A vanity gallery is an art gallery that "rents" its space to artists in order for the artist to have a show. Thus, the main driver in having a show at a vanity gallery is not necessarily the quality of the artwork, but the artist's ability to pay the gallery to host his/her artwork.
New York is crawling with vanity galleries, and the vast majority of European galleries are vanity galleries. In the US however, vanity galleries are often looked down upon by everyone, since they are essentially a "rental" gallery. A knowledgeable art critic or curator knows which galleries in his/her town are vanity galleries, and often ignore them, much like book critics ignore most self-published writers, who use "vanity publishers."
An interesting fact, at least here in Washington, DC, is the fact that (being on the inside), we often see "reputable" galleries which sometimes cross the line and become "charge the artist" galleries or vanity galleries once in a while, as the mighty dollar calls.
Sometimes we'll get a phone call from an embassy, or from the agent of a Hollywood actor who's also a "painter" or "photographer," and they'll ask us how much would we charge to host a show by their "artist."
When we inform them that we do not rent the gallery for artists to have shows, they thank us and hang up. Then a few months later we see that "Hollywood artist" or "embassy artist" exhibiting in one of our local "reputable" art galleries, and immediately recognize that - at least for that month - that gallery is making ends meet by renting the space to someone while pretending that it is part of their regular schedule.
While I understand that most galleries are labors of love, and often run by the skin of one's teeth, I still find it somewhat distasteful, and dishonest - to appear (on the surface) to be a gallery that shows work based on merit, while at the same time showing work based on an artist, or a corporation's ability to pay.

And it's not just commercial art spaces. A while back, a story by Robert Lalasz in the Washington City Paper even exposed a local non-profit which admitted charging a multinational corporation a hefty fee to put up an art show at the "reputable" non-profit art spaces.

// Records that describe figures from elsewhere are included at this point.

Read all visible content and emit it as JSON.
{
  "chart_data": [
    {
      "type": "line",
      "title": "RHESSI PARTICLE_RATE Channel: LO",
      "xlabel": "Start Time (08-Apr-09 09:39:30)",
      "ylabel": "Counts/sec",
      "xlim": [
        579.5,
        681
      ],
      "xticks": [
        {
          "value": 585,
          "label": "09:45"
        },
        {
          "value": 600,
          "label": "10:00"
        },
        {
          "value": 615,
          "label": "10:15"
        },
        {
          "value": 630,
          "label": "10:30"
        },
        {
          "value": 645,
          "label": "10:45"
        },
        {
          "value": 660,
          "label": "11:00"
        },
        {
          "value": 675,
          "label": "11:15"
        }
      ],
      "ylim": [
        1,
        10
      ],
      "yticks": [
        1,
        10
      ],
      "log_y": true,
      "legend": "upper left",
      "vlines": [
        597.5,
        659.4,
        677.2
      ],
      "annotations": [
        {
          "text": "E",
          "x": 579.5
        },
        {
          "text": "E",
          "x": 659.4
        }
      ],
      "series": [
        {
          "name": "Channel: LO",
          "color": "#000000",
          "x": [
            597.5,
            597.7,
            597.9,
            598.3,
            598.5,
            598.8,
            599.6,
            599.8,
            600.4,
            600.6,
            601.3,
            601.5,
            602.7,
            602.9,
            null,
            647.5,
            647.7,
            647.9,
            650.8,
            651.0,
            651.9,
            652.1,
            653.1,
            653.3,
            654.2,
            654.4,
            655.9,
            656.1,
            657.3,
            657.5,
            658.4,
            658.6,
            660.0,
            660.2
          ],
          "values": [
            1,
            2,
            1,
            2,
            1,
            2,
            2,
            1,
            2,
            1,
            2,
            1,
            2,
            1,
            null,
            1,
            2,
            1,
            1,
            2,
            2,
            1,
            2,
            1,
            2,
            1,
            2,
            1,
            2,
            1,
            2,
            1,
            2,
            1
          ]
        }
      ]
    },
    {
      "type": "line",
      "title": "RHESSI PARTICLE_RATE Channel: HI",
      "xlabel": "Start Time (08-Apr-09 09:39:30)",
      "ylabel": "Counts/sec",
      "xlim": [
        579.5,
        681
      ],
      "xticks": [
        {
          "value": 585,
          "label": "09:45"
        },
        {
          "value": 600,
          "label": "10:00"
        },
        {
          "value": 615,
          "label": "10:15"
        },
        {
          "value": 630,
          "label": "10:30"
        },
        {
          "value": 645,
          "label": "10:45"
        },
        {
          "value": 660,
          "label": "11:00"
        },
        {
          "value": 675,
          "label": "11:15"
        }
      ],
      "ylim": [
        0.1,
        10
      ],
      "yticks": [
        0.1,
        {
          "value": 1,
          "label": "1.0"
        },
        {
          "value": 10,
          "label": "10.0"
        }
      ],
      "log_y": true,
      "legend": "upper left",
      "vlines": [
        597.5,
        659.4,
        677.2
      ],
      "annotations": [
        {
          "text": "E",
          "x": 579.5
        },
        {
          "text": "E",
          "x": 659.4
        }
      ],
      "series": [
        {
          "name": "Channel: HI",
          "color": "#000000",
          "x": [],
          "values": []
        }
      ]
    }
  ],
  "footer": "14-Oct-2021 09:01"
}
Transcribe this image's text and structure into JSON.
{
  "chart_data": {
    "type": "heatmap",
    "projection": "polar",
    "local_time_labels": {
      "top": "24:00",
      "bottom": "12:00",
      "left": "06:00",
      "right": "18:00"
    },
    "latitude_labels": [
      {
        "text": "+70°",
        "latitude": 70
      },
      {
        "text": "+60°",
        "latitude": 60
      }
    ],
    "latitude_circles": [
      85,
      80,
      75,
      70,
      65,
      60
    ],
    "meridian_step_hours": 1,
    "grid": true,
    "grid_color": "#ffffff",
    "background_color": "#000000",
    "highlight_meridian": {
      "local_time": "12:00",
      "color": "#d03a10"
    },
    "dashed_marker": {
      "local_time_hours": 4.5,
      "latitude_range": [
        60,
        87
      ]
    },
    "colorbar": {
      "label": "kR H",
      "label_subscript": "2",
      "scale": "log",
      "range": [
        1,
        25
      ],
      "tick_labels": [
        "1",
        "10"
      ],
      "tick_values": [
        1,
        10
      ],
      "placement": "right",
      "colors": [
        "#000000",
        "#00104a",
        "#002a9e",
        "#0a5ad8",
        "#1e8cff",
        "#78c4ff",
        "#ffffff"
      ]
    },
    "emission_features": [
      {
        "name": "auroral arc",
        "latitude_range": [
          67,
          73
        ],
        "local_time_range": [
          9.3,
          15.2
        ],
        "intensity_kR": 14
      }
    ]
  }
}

One can even make the case that even some museums sometimes cross the line and become "vanity museums." A few years ago I was astounded when a Culture Minister from one of the embassies in our city told me that they had finished a deal with a local museum to host the first ever retrospective of one of that country's artists for a fee of four million dollars! To him, it was "business as usual," while to me it was distasteful and dishonest and since then has left a bad taste in my mouth about that museum.